Trying to get with the programme, we tucked in behind the match of the day. Tiger and Tom versus Sergio and Jesper. The names alone gave the game away. Sergio and Jesper are a smorgasbord of Europeaness. Tiger and Tom: Mom's apple pie.
It's about two guys though. Jesper and Tom are just along for the ride. Europe V America is backstory, subplot. Tiger and Sergio (weren't they 70s crooners?) are the main event. Last month in Medina, Chicago when Woods won the USPGA title it was Sergio who nicked his thunder. The American public, a mite jaded by Woods's insipid excellence, embraced Garcia on the final round.
No harm. Golf needs its duels, needs it's good guys and its bad guys. Was there ever a better period for the game than when Fat Jack began stalking Arnie and his army? So this morning as luck would have it Garcia and Woods have come out in the same foursome.
El Nino's presence has taken the partisan edge off the play. Many Americans have just come to see Sergio.
Nobody is sure how to behave. From the other fairways comes unseemly raucous partisan hollering and hooting. Really it's too early in the morning to be rooting against anyone. The quirky format, the dewy dawn atmosphere and the presence of Garcia and Woods on the same teebox gives Match number two the feel of an exhibition.
Worryingly it seems that there is no agreed European hat-wearing style. Parnevik wears his brim shooting skywards like Norman Wisdom. Garcia has his curved like the St Louis Arch. The Americans with the millinery issue in order make a good start.

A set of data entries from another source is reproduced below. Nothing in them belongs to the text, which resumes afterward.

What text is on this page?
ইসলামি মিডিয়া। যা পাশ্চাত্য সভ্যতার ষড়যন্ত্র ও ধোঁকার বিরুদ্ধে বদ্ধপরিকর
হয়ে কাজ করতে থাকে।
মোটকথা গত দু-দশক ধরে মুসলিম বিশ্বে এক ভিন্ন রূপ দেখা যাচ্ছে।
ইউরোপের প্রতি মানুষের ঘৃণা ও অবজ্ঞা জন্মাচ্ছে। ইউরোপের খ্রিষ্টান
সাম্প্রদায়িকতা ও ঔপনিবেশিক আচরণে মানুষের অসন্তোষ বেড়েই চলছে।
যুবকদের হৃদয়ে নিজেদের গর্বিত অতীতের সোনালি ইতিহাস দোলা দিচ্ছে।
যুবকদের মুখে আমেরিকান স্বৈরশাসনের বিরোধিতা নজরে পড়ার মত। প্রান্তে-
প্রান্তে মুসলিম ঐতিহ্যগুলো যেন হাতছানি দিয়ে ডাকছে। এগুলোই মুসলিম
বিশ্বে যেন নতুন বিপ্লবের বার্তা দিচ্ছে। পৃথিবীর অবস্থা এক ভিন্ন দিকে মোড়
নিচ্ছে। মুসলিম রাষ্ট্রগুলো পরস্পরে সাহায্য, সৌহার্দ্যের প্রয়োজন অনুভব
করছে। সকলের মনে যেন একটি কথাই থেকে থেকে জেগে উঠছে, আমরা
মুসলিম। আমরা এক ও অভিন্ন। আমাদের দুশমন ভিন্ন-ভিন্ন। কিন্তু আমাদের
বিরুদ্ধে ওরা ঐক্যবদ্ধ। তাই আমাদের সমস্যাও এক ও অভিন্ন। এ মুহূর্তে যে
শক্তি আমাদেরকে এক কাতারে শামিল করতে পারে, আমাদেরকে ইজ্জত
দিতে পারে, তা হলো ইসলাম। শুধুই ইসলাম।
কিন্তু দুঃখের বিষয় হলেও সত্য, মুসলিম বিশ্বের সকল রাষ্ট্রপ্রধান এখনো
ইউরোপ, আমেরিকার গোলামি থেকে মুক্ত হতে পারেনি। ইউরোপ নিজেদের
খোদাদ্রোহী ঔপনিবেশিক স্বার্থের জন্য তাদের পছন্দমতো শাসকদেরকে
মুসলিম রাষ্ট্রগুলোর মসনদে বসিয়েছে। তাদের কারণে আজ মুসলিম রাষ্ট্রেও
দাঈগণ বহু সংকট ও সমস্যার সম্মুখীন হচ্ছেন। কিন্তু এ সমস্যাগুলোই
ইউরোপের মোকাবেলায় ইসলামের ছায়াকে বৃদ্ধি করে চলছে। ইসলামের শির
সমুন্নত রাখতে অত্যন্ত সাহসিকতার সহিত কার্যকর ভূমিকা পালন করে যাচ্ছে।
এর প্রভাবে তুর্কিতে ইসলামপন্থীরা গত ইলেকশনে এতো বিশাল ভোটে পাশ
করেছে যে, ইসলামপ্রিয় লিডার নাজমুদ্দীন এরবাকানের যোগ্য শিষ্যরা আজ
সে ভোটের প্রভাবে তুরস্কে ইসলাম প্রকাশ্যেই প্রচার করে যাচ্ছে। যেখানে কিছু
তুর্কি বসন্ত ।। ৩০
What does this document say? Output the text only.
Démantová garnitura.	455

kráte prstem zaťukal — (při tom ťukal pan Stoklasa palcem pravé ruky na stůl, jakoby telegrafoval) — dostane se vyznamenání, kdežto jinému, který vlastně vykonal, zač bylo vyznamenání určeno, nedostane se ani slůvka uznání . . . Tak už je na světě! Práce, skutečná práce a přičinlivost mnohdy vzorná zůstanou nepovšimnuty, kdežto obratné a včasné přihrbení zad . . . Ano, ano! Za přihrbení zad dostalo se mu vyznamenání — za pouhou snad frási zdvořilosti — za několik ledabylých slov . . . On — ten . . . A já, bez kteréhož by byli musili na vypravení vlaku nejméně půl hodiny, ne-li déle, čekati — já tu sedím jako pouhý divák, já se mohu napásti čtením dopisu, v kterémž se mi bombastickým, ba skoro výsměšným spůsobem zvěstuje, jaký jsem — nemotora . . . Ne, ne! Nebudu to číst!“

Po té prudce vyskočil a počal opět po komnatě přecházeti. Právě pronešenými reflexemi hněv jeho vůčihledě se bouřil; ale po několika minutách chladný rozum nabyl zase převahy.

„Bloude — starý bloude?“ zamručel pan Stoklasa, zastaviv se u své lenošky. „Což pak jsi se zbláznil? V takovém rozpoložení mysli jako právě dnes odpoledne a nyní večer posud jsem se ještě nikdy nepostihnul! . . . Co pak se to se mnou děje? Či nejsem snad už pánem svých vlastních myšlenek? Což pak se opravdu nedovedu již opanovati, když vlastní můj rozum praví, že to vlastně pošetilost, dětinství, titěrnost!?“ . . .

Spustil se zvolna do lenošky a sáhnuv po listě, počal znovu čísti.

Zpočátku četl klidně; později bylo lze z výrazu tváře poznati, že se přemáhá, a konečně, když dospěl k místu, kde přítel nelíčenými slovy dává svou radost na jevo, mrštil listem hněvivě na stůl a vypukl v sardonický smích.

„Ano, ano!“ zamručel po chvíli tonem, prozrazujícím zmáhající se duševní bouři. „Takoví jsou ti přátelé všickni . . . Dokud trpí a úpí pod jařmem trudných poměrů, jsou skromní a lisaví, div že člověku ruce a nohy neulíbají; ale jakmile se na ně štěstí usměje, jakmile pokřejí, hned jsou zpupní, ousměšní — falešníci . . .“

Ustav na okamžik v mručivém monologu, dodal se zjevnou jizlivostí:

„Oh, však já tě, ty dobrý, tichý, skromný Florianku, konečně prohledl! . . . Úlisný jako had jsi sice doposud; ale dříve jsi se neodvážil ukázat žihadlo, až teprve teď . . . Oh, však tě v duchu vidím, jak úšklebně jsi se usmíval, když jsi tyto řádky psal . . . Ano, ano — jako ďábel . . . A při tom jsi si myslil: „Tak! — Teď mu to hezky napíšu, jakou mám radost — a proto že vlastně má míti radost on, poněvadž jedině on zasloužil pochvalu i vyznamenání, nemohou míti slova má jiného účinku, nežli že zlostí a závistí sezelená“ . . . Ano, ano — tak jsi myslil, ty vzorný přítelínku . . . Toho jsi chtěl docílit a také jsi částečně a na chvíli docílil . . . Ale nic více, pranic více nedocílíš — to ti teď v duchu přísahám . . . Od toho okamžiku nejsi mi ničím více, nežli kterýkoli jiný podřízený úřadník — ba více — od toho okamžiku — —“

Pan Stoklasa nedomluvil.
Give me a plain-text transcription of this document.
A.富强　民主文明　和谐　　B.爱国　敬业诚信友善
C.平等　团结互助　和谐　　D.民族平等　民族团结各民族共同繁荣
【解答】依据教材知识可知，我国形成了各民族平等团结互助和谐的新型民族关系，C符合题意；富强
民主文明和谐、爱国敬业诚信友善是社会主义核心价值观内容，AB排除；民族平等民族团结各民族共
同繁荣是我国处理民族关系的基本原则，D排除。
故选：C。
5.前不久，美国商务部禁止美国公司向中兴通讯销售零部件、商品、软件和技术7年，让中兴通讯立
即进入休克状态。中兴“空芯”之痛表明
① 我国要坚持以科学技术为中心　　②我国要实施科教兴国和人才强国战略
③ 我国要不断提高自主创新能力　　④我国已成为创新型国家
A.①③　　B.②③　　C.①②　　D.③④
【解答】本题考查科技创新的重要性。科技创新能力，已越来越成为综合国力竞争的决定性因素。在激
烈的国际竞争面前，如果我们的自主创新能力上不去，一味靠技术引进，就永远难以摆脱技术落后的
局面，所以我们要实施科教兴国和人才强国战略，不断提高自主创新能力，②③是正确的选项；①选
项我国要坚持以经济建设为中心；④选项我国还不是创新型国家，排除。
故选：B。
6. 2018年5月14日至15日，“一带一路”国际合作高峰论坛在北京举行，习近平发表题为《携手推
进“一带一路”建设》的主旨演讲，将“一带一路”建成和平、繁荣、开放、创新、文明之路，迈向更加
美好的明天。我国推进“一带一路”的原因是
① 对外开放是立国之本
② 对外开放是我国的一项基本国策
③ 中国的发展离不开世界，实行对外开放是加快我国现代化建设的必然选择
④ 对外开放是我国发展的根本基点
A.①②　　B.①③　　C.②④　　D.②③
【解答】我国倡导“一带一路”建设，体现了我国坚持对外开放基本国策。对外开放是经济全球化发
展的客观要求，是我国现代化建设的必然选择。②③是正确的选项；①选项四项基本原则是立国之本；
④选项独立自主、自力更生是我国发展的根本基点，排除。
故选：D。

The best golf moment comes right there, on the first hole when Lehman upstages everyone by chipping in from the edge of the green. Way to go!
But people have come to compare and contrast Woods and Garcia.
By the third, when they both leave their long approach shots 12 feet from the pin, there is a general murmur of satisfaction. This is the business.
They drive.
"Jeez. Sergio can really jack it."
"He slaps that baby."
Every point of comparison between Woods and Garcia is mined and explored in the gallery. Two, skinny, tawny, young guys followed reverendly by about 15,000 people.
Strip away the dense corporate layers, the intercontinental showdown stuff and, in fact, the rivalry between Woods and Garcia is good entertainment in its own right. Garcia has such irrepressible kiddishness that Woods, barely out of the acne zone himself, comes across as a miffed elder statesman.
Leading from the first by dint of Lehman's chip, the Americans go two up on the fifth but lose the sixth and seventh in a flurry of shotmaking which gets the crowd fully awake and produces the full range of pumped gestures from Garcia. By the 12th Europe are leading and there is some grumbling in the gallery to the effect that these guys (Woods and Lehman) just don't care.
The silence and the scarcely spoken disapproval hang over Woods like a gypsy curse. By the time he lays up a nice second shot to within eight feet on the 15th he is working on his ennui. He gives a little fist pump to the crowd which gratefully takes its cue and roars lustily. Tiger cares.
Garcia's exuberance is still the more contagious mood, however.
On the 10th he chased a putt to the lip of the hole in schoolboyish excitement. The crowd roared with him. Whoa. Awwwww!
This isn't one continent kicking the other continent's butt. This is showtime.
When Parnevik eventually sinks the putt on the 17th which ends the thing, Garcia lights up as if somebody has shot 5,000 volts through him. The American applause is warm and gracious.
Back in the press room a man on a stepladder staples big ominous red zeroes after the names of Woods and Lehman. Even an agnostic can savour the drama of the ceremony.